The best evidence on acupuncture comes from a large meta-analysis of chronic pain trials (Vickers et al, 2012). They were able to make use of the individual patient data from the reviewed RCTs: 18,000 patients from 29 high quality trials. This has provided unequivocal evidence of acupuncture being superior even to sham. The differences were small but of a similar size to some commonly used drugs. Such small differences would require an enormous RCT to be likely to pick them up, which is why so many sham controlled trials have produced non-significant results. This is not the comparison of interest for clinicians and patients but it is useful for credibility purposes to demonstrate that acupuncture is more than a placebo. For clinical interest we take the comparison against no treatment or usual care and here the Vickers results showed a substantial effect for all three of the main conditions (low back pain, osteoarthritis and headache)

 

References

Bishop FL, Lewith GT. Patients' preconceptions of acupuncture: a qualitative study exploring the decisions patients make when seeking acupuncture. BMC Complement Altern Med. 2013 May 13;13:102

BMJ. What conclusions has Clinical Evidence drawn about what works, what doesn't based on randomised controlled trial evidence? http://clinicalevidence.bmj.com/x/set/static/cms/efficacy-categorisations.htmlAccessed 13 October 2015.

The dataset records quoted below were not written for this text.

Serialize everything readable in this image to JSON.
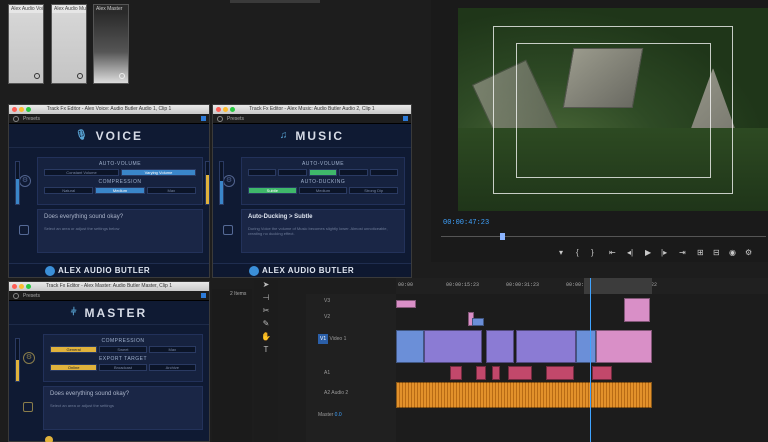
{
  "thumbnails": [
    {
      "label": "Alex Audio Voice"
    },
    {
      "label": "Alex Audio Music"
    },
    {
      "label": "Alex Master"
    }
  ],
  "voice_window": {
    "title": "Track Fx Editor - Alex Voice: Audio Butler Audio 1, Clip 1",
    "preset": "Presets",
    "header": "VOICE",
    "auto_volume_label": "AUTO-VOLUME",
    "auto_volume_options": [
      "Constant Volume",
      "Varying Volume"
    ],
    "auto_volume_selected": 1,
    "compression_label": "COMPRESSION",
    "compression_options": [
      "Natural",
      "Medium",
      "Max"
    ],
    "compression_selected": 1,
    "question": "Does everything sound okay?",
    "sub": "Select an area or adjust the settings below",
    "brand": "ALEX AUDIO BUTLER"
  },
  "music_window": {
    "title": "Track Fx Editor - Alex Music: Audio Butler Audio 2, Clip 1",
    "preset": "Presets",
    "header": "MUSIC",
    "auto_volume_label": "AUTO-VOLUME",
    "auto_volume_options": [
      "",
      "",
      " ",
      "",
      ""
    ],
    "ducking_label": "AUTO-DUCKING",
    "ducking_options": [
      "Subtle",
      "Medium",
      "Strong Dip"
    ],
    "ducking_selected": 0,
    "info_title": "Auto-Ducking > Subtle",
    "info_text": "During Voice the volume of Music becomes slightly lower. Almost unnoticeable, creating no ducking effect.",
    "brand": "ALEX AUDIO BUTLER"
  },
  "master_window": {
    "title": "Track Fx Editor - Alex Master: Audio Butler Master, Clip 1",
    "preset": "Presets",
    "side_label": "2 Items",
    "header": "MASTER",
    "compression_label": "COMPRESSION",
    "compression_options": [
      "General",
      "Sweet",
      "Max"
    ],
    "compression_selected": 0,
    "export_label": "EXPORT TARGET",
    "export_options": [
      "Online",
      "Broadcast",
      "Archive"
    ],
    "export_selected": 0,
    "question": "Does everything sound okay?",
    "sub": "Select an area or adjust the settings"
  },
  "monitor": {
    "timecode": "00:00:47:23",
    "playhead_progress": 0.18
  },
  "timeline": {
    "ruler_ticks": [
      "00:00",
      "00:00:15:23",
      "00:00:31:23",
      "00:00:47:23",
      "00:01:03:22"
    ],
    "tracks": [
      {
        "name": "V3"
      },
      {
        "name": "V2"
      },
      {
        "name": "V1",
        "label": "Video 1"
      },
      {
        "name": "A1"
      },
      {
        "name": "A2",
        "label": "Audio 2"
      },
      {
        "name": "Master",
        "value": "0.0"
      }
    ]
  },
  "colors": {
    "accent": "#3a86c9",
    "green": "#3fb86a",
    "yellow": "#e0b23c",
    "video_clip": "#8b7bd4",
    "audio_clip": "#e2912b"
  }
}
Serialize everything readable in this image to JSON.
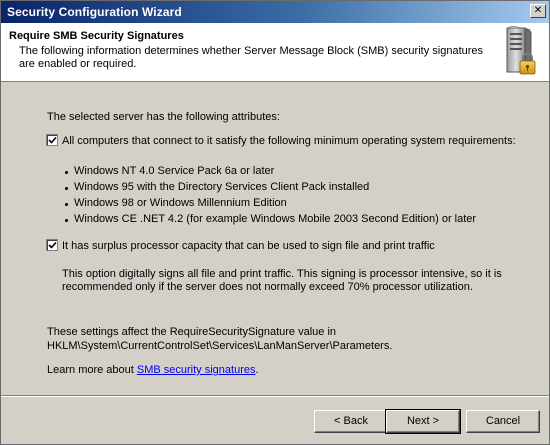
{
  "window": {
    "title": "Security Configuration Wizard",
    "close_glyph": "✕"
  },
  "header": {
    "title": "Require SMB Security Signatures",
    "description": "The following information determines whether Server Message Block (SMB) security signatures are enabled or required.",
    "icon": "server-lock-icon"
  },
  "content": {
    "intro": "The selected server has the following attributes:",
    "option1": {
      "checked": true,
      "label": "All computers that connect to it satisfy the following minimum operating system requirements:"
    },
    "requirements": [
      "Windows NT 4.0 Service Pack 6a or later",
      "Windows 95 with the Directory Services Client Pack installed",
      "Windows 98 or Windows Millennium Edition",
      "Windows CE .NET 4.2 (for example Windows Mobile 2003 Second Edition) or later"
    ],
    "option2": {
      "checked": true,
      "label": "It has surplus processor capacity that can be used to sign file and print traffic"
    },
    "option2_note_line1": "This option digitally signs all file and print traffic. This signing is processor intensive, so it is",
    "option2_note_line2": "recommended only if the server does not normally exceed 70% processor utilization.",
    "settings_line1": "These settings affect the RequireSecuritySignature value in",
    "settings_line2": "HKLM\\System\\CurrentControlSet\\Services\\LanManServer\\Parameters.",
    "learn_prefix": "Learn more about ",
    "learn_link": "SMB security signatures",
    "learn_suffix": "."
  },
  "buttons": {
    "back": "< Back",
    "next": "Next >",
    "cancel": "Cancel"
  }
}
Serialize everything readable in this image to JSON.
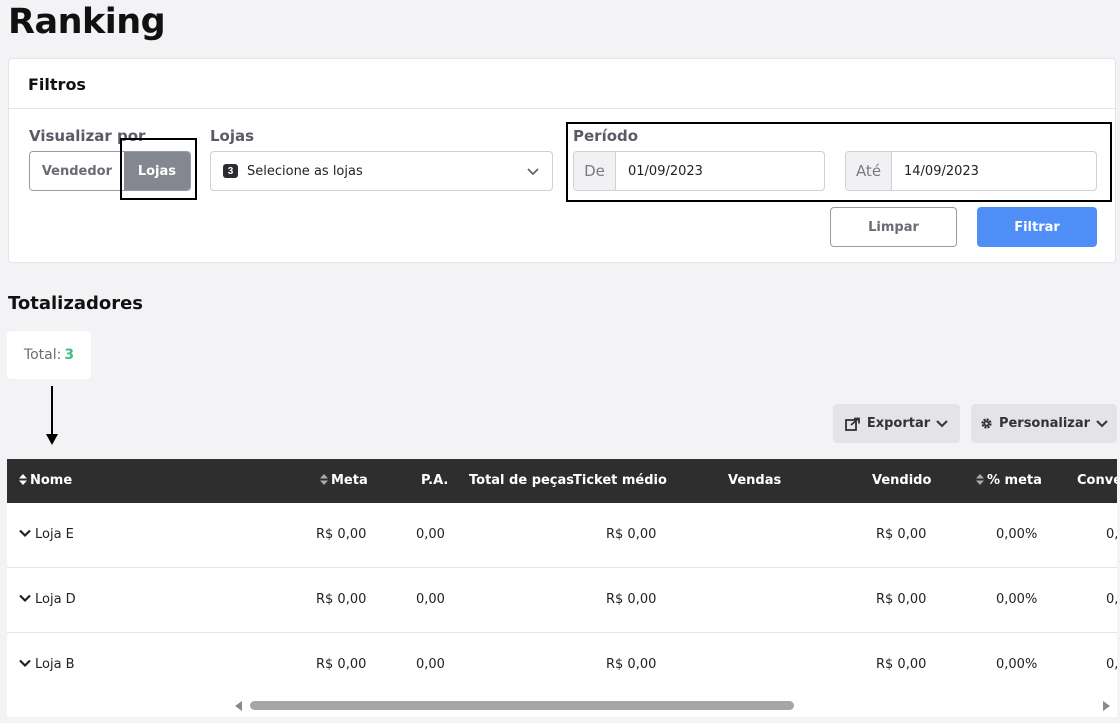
{
  "page": {
    "title": "Ranking"
  },
  "filters": {
    "header": "Filtros",
    "visualizar": {
      "label": "Visualizar por",
      "options": [
        "Vendedor",
        "Lojas"
      ],
      "selected": "Lojas"
    },
    "lojas": {
      "label": "Lojas",
      "count": "3",
      "placeholder": "Selecione as lojas"
    },
    "periodo": {
      "label": "Período",
      "from_prefix": "De",
      "from_value": "01/09/2023",
      "to_prefix": "Até",
      "to_value": "14/09/2023"
    },
    "clear_label": "Limpar",
    "filter_label": "Filtrar"
  },
  "totalizadores": {
    "title": "Totalizadores",
    "total_label": "Total:",
    "total_value": "3"
  },
  "toolbar": {
    "export_label": "Exportar",
    "customize_label": "Personalizar"
  },
  "table": {
    "headers": {
      "nome": "Nome",
      "meta": "Meta",
      "pa": "P.A.",
      "total_pecas": "Total de peças",
      "ticket_medio": "Ticket médio",
      "vendas": "Vendas",
      "vendido": "Vendido",
      "pct_meta": "% meta",
      "conversao": "Conve"
    },
    "rows": [
      {
        "nome": "Loja E",
        "meta": "R$ 0,00",
        "pa": "0,00",
        "ticket_medio": "R$ 0,00",
        "vendido": "R$ 0,00",
        "pct_meta": "0,00%",
        "conversao": "0,"
      },
      {
        "nome": "Loja D",
        "meta": "R$ 0,00",
        "pa": "0,00",
        "ticket_medio": "R$ 0,00",
        "vendido": "R$ 0,00",
        "pct_meta": "0,00%",
        "conversao": "0,"
      },
      {
        "nome": "Loja B",
        "meta": "R$ 0,00",
        "pa": "0,00",
        "ticket_medio": "R$ 0,00",
        "vendido": "R$ 0,00",
        "pct_meta": "0,00%",
        "conversao": "0,"
      }
    ]
  },
  "colors": {
    "accent": "#4f8ef7",
    "total_value": "#3fbf7f",
    "table_header": "#2e2e2e"
  }
}
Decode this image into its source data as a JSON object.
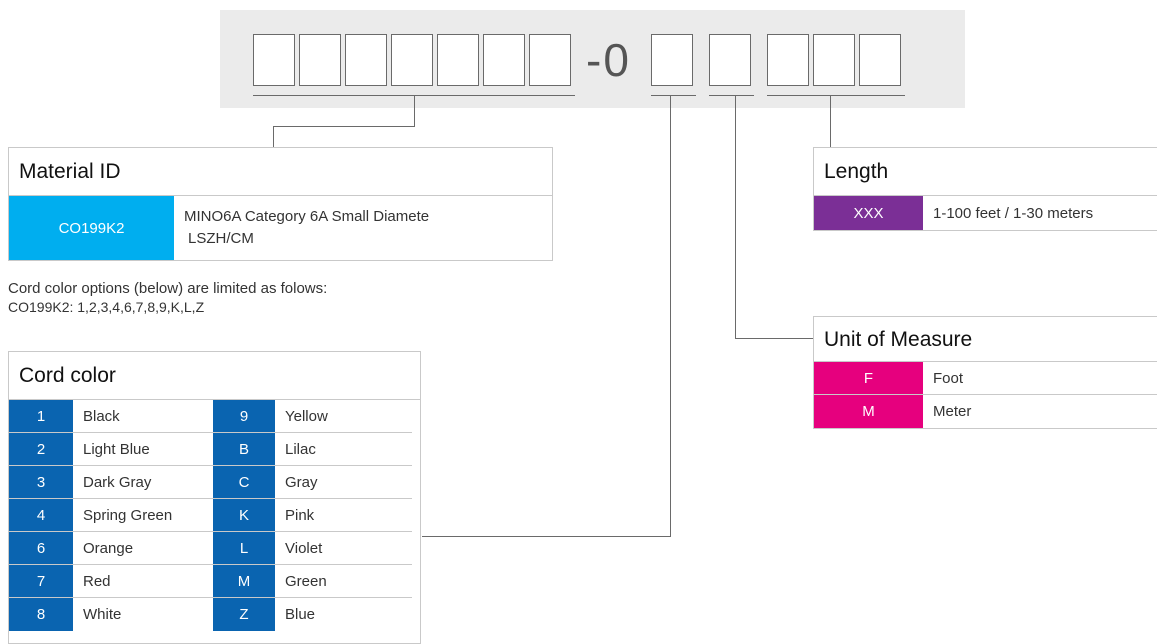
{
  "part_number": {
    "separator": "-0",
    "groups": [
      {
        "name": "material-id",
        "count": 7
      },
      {
        "name": "cord-color",
        "count": 1
      },
      {
        "name": "unit-of-measure",
        "count": 1
      },
      {
        "name": "length",
        "count": 3
      }
    ]
  },
  "material_id": {
    "title": "Material ID",
    "rows": [
      {
        "code": "CO199K2",
        "description_line1": "MINO6A Category 6A Small Diamete",
        "description_line2": "LSZH/CM"
      }
    ],
    "code_color": "#00aeef"
  },
  "note": {
    "line1": "Cord color options (below) are limited as folows:",
    "line2": "CO199K2: 1,2,3,4,6,7,8,9,K,L,Z"
  },
  "cord_color": {
    "title": "Cord color",
    "code_color": "#0a64b0",
    "rows": [
      {
        "code1": "1",
        "label1": "Black",
        "code2": "9",
        "label2": "Yellow"
      },
      {
        "code1": "2",
        "label1": "Light Blue",
        "code2": "B",
        "label2": "Lilac"
      },
      {
        "code1": "3",
        "label1": "Dark Gray",
        "code2": "C",
        "label2": "Gray"
      },
      {
        "code1": "4",
        "label1": "Spring Green",
        "code2": "K",
        "label2": "Pink"
      },
      {
        "code1": "6",
        "label1": "Orange",
        "code2": "L",
        "label2": "Violet"
      },
      {
        "code1": "7",
        "label1": "Red",
        "code2": "M",
        "label2": "Green"
      },
      {
        "code1": "8",
        "label1": "White",
        "code2": "Z",
        "label2": "Blue"
      }
    ]
  },
  "length": {
    "title": "Length",
    "code_color": "#7b2f96",
    "rows": [
      {
        "code": "XXX",
        "description": "1-100 feet / 1-30 meters"
      }
    ]
  },
  "unit_of_measure": {
    "title": "Unit of Measure",
    "code_color": "#e6007e",
    "rows": [
      {
        "code": "F",
        "description": "Foot"
      },
      {
        "code": "M",
        "description": "Meter"
      }
    ]
  }
}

Greenhalgh T, Howick J and Maskrey N. Evidence based medicine: a movement in crisis? BMJ 2014;348:g3725

Freely accessible online: http://www.bmj.com/content/348/bmj.g3725

Lund I, Nasland J, Lundeberg T. Minimal acupuncture is not a valid placebo control in randomised controlled trials of acupuncture: a physiologist’s perspective. Chin Med 2009;4:1

MacPherson H, Hammerschlag R, Lewith G, Schnyer R (eds). Acupuncture Research: Strategies for Developing an Evidence Base (2007). Churchill Livingstone, Edinburgh

Paterson C, Dieppe P. Characteristic and incidental (placebo) effects in complex interventions such as acupuncture. BMJ 2005;330:1202–1205

Rawlins M. De Testimonio: on the evidence for decisions about the use of therapeutic interventions. Clin Med. 2008 Dec;8(6):579-88

Vickers AJ, Cronin AM, Maschino AC, Lewith G et al. Acupuncture for Chronic Pain: Individual Patient Data Metaanalysis.

Arch Intern Med. 2012 Sep 10:1-10.

Witt CM, Huang WJ, Lao L, Bm B. Which research is needed to support clinical decision-making on integrative medicine?- Can comparative effectiveness research close the gap? Chin J Integr Med. 2012 Oct;18(10):723-9.